Paris vu par le cinéma

"Un américain à Paris" de Vincente Minnelli
États-Unis, 1951, 1h53, couleur, avec Gene Kelly, Leslie Caron, Oscar Levant...
"Un Américain à Paris" de George Gershwin, (extrait).
Synopsis
Installé à Paris, Jerry Mulligan, peintre américain, peine à vivre de son art. En voyant ses toiles exposées dans la rue, une milliardaire tombe amoureuse de lui et décide d'être son mécène. C'est alors qu'il rencontre Lisa, une jeune Française dont il s'éprend, sans savoir que celle-ci est déjà fiancée à Henri Baurel, l'un de ses amis ...




Analyse d'un extrait vidéo
Le bal final tant attendu est une déception autant pour le spectateur que pour Jerry Mulligan qui découvre que celle qu'il aime est en réalité promise à son ami musicien. Il se perd alors dans une rêverie mélancolique...
Le ballet final d'un Américain à Paris est sans doute la scène la plus marquante du film. Elle résume l'intrigue amoureuse entre Leslie Caron et Gene Kelly sur la musique dansante de Gershwin. Minnelli a été forcé de filmer ce qui fut un des plus longs ballets jamais tournés (18 minutes) dans les studios de la MGM en Californie, faute d'autorisation nécessaire. Loin d'embarrasser l'ancien peintre et décorateur, il intègre ainsi des références aux peintres qui ont représenté Paris: Dufy, Toulouse-Lautrec, Utrillo ou encore Van Gogh. Les décors factices assumés, le travail de la lumière et des couleurs rappelant celui des Fauves et Impressionnistes. Les tableaux prennent vie et deviennent décor de la danse de séduction.
Paris, capitale des arts
Vincente Minnelli signe ici une comédie musicale, genre auquel il excellera tout au long de sa carrière en alliant un casting de premier choix: Gene Kelly, à l'écran dans le rôle de Jerry Mulligan, mais aussi derrière la caméra comme réalisateur des scènes de ballet et Leslie Caron qui fait ses premiers pas au cinéma à tout juste 20 ans. S'ajoute la musique de Gershwin qui rythme le scénario et tous les ingrédients du succès sont réunis dans ce film qui recevra 6 Oscars en 1952.
Une image de Paris fondée sur les fantasmes du réalisateur est façonnée dans le film. D'abord, la vie de bohème que mènent les personnages dans un Paris village, de carte postale.
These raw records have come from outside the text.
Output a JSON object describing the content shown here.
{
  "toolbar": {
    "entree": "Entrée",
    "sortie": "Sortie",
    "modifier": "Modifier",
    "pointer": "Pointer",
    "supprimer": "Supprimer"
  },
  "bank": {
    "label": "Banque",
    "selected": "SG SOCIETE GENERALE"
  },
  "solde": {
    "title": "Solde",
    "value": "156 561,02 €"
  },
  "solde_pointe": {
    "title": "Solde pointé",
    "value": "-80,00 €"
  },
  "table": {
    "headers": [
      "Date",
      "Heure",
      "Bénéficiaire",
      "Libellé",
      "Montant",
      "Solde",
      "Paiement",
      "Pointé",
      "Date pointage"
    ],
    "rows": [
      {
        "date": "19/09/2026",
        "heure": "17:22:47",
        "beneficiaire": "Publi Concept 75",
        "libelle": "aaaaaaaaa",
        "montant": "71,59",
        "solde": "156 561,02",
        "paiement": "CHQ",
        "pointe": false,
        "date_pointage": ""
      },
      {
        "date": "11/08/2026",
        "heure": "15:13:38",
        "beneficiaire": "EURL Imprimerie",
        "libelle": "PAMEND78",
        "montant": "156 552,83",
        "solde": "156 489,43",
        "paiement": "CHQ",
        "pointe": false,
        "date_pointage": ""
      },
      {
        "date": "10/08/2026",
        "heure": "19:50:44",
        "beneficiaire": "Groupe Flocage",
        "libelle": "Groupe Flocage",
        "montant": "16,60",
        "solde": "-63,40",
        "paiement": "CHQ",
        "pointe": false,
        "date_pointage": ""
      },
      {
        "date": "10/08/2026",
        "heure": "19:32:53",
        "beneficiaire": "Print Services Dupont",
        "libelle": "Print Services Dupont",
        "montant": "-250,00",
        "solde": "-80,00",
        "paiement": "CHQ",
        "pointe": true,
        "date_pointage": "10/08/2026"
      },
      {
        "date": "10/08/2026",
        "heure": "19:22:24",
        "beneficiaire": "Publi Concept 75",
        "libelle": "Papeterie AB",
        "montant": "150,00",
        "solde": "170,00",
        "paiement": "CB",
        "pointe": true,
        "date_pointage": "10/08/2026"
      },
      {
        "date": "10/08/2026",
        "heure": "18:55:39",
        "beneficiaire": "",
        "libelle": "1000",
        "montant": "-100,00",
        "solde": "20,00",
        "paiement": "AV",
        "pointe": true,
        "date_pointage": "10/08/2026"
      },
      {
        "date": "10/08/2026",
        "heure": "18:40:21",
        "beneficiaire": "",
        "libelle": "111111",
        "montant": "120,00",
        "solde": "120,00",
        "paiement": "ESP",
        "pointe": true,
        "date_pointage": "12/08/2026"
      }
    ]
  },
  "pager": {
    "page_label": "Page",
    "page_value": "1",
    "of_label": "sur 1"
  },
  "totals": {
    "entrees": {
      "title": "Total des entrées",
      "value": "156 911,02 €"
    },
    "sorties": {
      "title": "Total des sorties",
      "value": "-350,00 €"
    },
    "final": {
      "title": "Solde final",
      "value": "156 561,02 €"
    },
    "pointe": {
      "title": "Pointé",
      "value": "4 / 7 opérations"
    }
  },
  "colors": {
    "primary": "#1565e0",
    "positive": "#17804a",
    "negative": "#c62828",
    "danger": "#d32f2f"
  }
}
Jerry Mulligan qui fait des claquettes avec les enfants du quartier qui réclament à grand cri du "bubblegum", les rencontres des deux artistes au café du coin, la déclaration d'amour sur les quais de Seine, symbole du romantisme parisien, tous ses éléments participent à la création d'un Paris imaginaire, poétisé. Néanmoins, cette vision idéalisée de la ville n'exclut pas une certaine mélancolie qui plane sur les nombreuses réalisations de Minnelli. Les rêveries de l'artiste, dont il ne semble pas pouvoir se sortir, sont en fait des illusions qui masquent son impuissance face à la réalité de sa situation: un avenir incertain dû à sa condition d'artiste indépendant, une idylle impossible. Le rêve demeure alors la seule évasion possible.
Le cinéma, la peinture, la danse et la musique se mêlent, autant dans la réalisation du film (voir analyse) qu'au niveau de l'intrigue. Jerry Mulligan, archétype du peintre bohème et mélancolique trouve refuge dans la Paris, ville des artistes, propice à la création. Accompagné de son ami Henri Baurel, pianiste, il s'éprend de la jeune danseuse Louise Bouvier. Chaque personnage représente une forme d'art. Ce film constitue donc un véritable hommage à l'art français dans tous ses domaines d'expression.
Minnelli construit donc une image de Paris fidèle aux clichés distillés par l'industrie du cinéma hollywoodien sans pour autant abandonner toute profondeur puisqu'il use de toutes les formes d'art caractéristiques de la capitale pour la transposer en cadre onirique et rêvé pour l'histoire d'amour riche en rebondissements de Louise Bouvier et Jerry Mulligan.